Mentre ora i pochi che hanno parcheggiato l’auto molto lontano, dopo aver attraversato la spianata d’erba, si vedono sbrigativamente respinti dal gruppo di poliziotti che sta a chiudere la prospettiva dei classici pioppi da villa lombarda.

Molto più di una guerra mediatica, o di immagini, questa, è una vera battaglia simbolica per lo spazio pubblico. Nella stessa forma in cui era concepito, che so, da Gianlorenzo Bernini e poi da Marcello Piacentini per l’abbraccio alla folla di fedeli di San Pietro, o dai giganteschi spazi costruiti a bella posta per essere riempiti di folle, come la Berlino di Albert Speer, o da queste invasi per farli propri e dar loro nuovo senso, ultima la spianata della piazza Tahrir al Cairo.

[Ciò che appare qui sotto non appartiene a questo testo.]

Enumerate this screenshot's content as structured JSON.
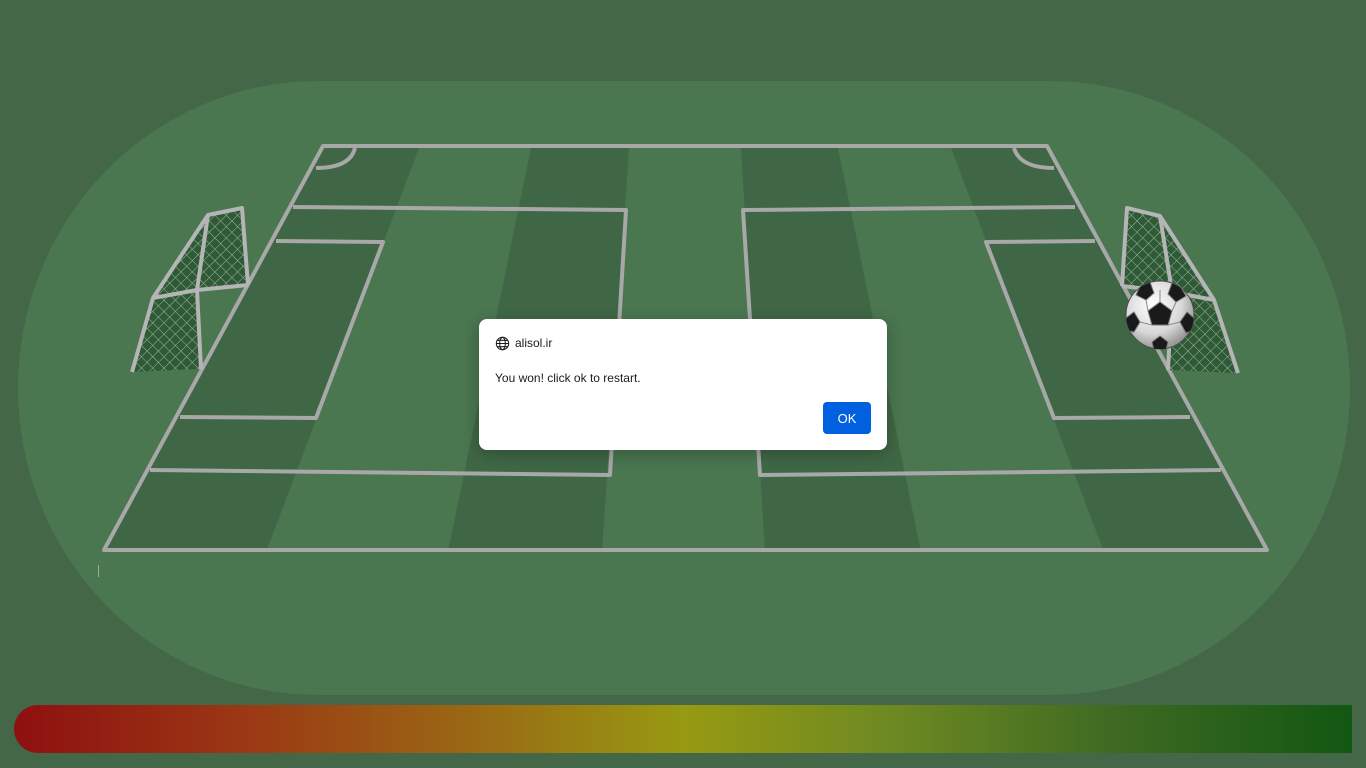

Del resto come ci raccontano da tantissimi punti di vista gli Autori di Spazio Pubblico: declino, difesa, riconquista, un aspetto centrale di questa declinazione quotidiana della democrazia è il suo connotarsi variabile, materiale e immateriale, propriamente di proprietà pubblica o acquisito d’impulso all’uso collettivo, spazio di confine, spazio sciolto, fluttuante.

Naturalmente lo capisce anche chi vede nell’idea stessa di spazio pubblico qualcosa di fastidioso se non di pericoloso, e si comporta di conseguenza. Il popolo bue ideale sta davanti alla televisione, o dentro all’ambiente rigorosamente privato, che finisce là dove inizia il territorio pure privato del vicino. Il resto è terra di nessuno priva di alcun valore, o al massimo in attesa di valorizzazione.

Il grande prato attraverso il quale incedevano oggi isolate famigliole con passeggino, per scontrarsi alla fine con la siepe impenetrabile e il cancello chiuso presidiato dalla camionetta di polizia, è l’area per cui qualche tempo fa si è parlato della “Milano 4” voluta direttamente da Berlusconi, fra l’ultimo scatolone dello sponsor Rovagnati e le prime pendici delle colline moreniche (fra poco incluse d’ufficio nella “città infinita” dal passaggio della bi-partisan Pedemontana). Più spazio pubblico liminale di così si muore!

Comunque vada a finire, anche questa giornata di manifestazione – come le altre – dovrebbe lasciare soprattutto uno strascico costruttivo di riflessione. Sperando naturalmente che anche stavolta come altre il tentativo di riconquista dello spazio pubblico non finisca per trovare, oltre al solito cancello, pure un manganello.

p.s.

Come ben sa chi di Arcore ha già letto le cronache giornalistiche, poi le manganellate ci sono state davvero (nelle stradine laterali da cui me ne ero andato poco prima); e, condanne del popolo viola a parte, va rilevato come in fondo siano stati proprio quei gruppetti di ragazzi più agguerriti a cogliere anche se implicitamente il nocciolo della questione: lo spazio privato di quella grossa villa brianzola che passo passo ingloba e permea di sé tutto il resto, chi cumandi mì eccetera (f.b.)